The National Treasury will include Ksh 3.4 trillion in its national debt, owing to the International Monetary Fund’s pressure on Public Debt Disclosure. This move will push Kenya’s national debt past the Ksh 9 trillion ceiling to Ksh 10.5 trillion. Currently, Kenya’s public borrowing stands at Ksh 7.1 trillion.
According to data from the Central bank of Kenya, the country’s public debt grew by Ksh 0.8 trillion to Ksh 7.1 Trillion between March 2020 and January 2021.
The IMF’s May 2020 DSA acknowledges that the Treasury will gradually undertake the process, starting with foreign currency-denominated lending to parastatals. The Treasury will later proceed to include loans from private-public partnerships, pensions and counties.

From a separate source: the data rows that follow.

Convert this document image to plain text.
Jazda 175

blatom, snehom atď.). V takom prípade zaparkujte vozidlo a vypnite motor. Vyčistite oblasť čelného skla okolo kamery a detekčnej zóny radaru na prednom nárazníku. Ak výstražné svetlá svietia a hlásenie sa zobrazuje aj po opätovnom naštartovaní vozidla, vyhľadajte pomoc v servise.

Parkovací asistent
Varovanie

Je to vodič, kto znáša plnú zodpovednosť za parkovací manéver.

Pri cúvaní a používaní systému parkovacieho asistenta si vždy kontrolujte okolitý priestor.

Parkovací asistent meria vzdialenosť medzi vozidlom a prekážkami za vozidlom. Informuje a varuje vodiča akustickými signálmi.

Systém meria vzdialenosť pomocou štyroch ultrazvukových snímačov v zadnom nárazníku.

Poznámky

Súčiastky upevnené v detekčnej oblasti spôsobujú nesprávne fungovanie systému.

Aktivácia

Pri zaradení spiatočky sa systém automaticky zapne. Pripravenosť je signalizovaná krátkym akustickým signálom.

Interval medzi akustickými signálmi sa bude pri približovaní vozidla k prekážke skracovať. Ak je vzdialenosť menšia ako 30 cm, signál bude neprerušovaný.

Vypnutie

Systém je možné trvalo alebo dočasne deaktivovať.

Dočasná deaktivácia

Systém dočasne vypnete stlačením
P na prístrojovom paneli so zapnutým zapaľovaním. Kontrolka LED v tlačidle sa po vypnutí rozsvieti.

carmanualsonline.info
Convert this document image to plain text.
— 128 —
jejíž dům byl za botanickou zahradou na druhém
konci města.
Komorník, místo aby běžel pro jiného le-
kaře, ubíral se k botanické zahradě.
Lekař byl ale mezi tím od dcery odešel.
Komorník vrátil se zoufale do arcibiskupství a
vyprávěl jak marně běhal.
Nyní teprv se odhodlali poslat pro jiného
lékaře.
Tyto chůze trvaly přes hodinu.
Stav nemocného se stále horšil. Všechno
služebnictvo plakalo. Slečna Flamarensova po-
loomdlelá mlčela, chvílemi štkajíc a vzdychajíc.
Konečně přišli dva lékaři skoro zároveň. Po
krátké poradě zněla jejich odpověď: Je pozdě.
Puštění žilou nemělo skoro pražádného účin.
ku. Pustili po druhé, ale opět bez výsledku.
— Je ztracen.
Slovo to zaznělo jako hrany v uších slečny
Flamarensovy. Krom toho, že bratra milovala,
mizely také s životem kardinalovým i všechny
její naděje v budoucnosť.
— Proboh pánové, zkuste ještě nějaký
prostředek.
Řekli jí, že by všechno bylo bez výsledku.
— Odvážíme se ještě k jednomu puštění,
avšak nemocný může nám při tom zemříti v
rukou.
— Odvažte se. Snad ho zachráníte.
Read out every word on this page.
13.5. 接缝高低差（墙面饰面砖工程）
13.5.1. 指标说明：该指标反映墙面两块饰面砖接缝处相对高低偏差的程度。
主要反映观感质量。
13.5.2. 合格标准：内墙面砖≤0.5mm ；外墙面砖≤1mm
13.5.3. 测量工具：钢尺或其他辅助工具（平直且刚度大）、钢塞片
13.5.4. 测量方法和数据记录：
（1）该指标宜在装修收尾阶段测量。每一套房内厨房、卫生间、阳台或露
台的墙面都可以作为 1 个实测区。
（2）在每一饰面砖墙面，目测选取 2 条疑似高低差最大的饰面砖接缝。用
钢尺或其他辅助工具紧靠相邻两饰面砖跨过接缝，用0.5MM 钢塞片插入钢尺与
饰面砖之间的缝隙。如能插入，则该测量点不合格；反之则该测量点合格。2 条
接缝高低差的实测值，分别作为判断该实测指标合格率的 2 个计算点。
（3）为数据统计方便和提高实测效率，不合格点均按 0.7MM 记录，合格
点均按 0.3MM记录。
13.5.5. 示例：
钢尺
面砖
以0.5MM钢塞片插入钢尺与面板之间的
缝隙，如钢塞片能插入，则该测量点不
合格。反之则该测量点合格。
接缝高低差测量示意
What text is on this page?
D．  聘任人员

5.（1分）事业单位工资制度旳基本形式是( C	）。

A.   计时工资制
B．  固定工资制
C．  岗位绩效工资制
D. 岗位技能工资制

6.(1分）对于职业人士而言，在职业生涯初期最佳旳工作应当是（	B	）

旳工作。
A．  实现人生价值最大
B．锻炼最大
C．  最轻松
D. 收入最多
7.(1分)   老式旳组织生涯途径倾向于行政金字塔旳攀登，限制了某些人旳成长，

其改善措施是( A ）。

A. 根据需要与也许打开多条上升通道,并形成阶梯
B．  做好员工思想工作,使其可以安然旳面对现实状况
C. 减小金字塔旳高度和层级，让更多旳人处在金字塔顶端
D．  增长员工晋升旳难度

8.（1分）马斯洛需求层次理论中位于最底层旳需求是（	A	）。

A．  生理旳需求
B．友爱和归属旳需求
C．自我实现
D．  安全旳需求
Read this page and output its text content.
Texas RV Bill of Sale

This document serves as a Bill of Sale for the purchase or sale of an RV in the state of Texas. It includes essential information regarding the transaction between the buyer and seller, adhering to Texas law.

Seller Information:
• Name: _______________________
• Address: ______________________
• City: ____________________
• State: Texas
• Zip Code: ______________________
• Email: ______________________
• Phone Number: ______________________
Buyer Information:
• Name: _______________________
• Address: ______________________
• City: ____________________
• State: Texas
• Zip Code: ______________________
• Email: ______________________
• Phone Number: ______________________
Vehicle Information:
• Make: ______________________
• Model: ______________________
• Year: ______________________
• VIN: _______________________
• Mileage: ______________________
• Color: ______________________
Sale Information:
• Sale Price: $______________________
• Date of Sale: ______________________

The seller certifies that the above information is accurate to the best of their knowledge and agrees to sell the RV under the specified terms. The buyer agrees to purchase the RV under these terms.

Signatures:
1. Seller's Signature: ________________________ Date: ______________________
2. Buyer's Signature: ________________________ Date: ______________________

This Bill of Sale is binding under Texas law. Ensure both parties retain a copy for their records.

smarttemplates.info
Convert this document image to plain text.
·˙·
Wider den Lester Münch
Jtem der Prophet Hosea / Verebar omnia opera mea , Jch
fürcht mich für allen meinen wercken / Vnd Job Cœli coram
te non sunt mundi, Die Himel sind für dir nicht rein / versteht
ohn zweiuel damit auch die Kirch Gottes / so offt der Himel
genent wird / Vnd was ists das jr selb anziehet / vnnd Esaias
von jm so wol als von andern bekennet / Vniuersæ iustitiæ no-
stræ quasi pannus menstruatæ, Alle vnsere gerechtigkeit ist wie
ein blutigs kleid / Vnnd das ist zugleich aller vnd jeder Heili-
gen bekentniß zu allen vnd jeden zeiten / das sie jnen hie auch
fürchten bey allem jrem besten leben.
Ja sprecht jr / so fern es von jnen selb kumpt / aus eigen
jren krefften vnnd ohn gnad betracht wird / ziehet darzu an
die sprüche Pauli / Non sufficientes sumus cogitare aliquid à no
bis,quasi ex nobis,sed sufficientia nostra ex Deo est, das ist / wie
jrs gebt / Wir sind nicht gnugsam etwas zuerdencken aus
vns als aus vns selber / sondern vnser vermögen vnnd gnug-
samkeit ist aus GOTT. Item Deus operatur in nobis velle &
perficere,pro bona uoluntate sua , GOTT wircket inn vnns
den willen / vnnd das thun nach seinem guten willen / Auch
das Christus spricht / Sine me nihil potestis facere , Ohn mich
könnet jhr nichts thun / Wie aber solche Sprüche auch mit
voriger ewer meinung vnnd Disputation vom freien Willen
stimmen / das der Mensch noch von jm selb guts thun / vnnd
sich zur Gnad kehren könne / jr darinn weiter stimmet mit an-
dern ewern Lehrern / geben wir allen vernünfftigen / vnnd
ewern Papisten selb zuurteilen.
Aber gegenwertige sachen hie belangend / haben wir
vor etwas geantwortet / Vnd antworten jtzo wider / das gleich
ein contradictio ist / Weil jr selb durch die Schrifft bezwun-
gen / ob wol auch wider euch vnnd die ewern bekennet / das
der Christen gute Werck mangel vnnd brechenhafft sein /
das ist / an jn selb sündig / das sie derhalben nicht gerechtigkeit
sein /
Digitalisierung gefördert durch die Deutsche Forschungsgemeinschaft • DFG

“The authorities noted the importance of expanding coverage to include counties, non-guaranteed debt contracted by the extra-budgetary units, and SOEs. They planned to take a gradual approach to monitoring contingent liabilities, for example, to start to monitor external borrowing by large SOEs,” reads the Joint World Bank-IMF Report.
Understated National Debt
Business Daily reports that the National Treasury only recognizes guaranteed borrowing, estimated at Ksh 139 billion. This excludes liabilities to parastatals of Ksh 1.494 trillion, Public-Private Partnerships at 679 billion, Kenya Depositors Insurance Corporation at Ksh 23 billion and Pensions at Ksh 819 billion.
Kenya’s public borrowing has raised multiple red flags with credit rating provider Fitch Ratings earlier warning that Kenya will have difficulties reining its deficit. The stance considers the mounting political pressure from the looming elections, ongoing Building Bridges Initiatives Debate, and political pressure to increase transfers to counties.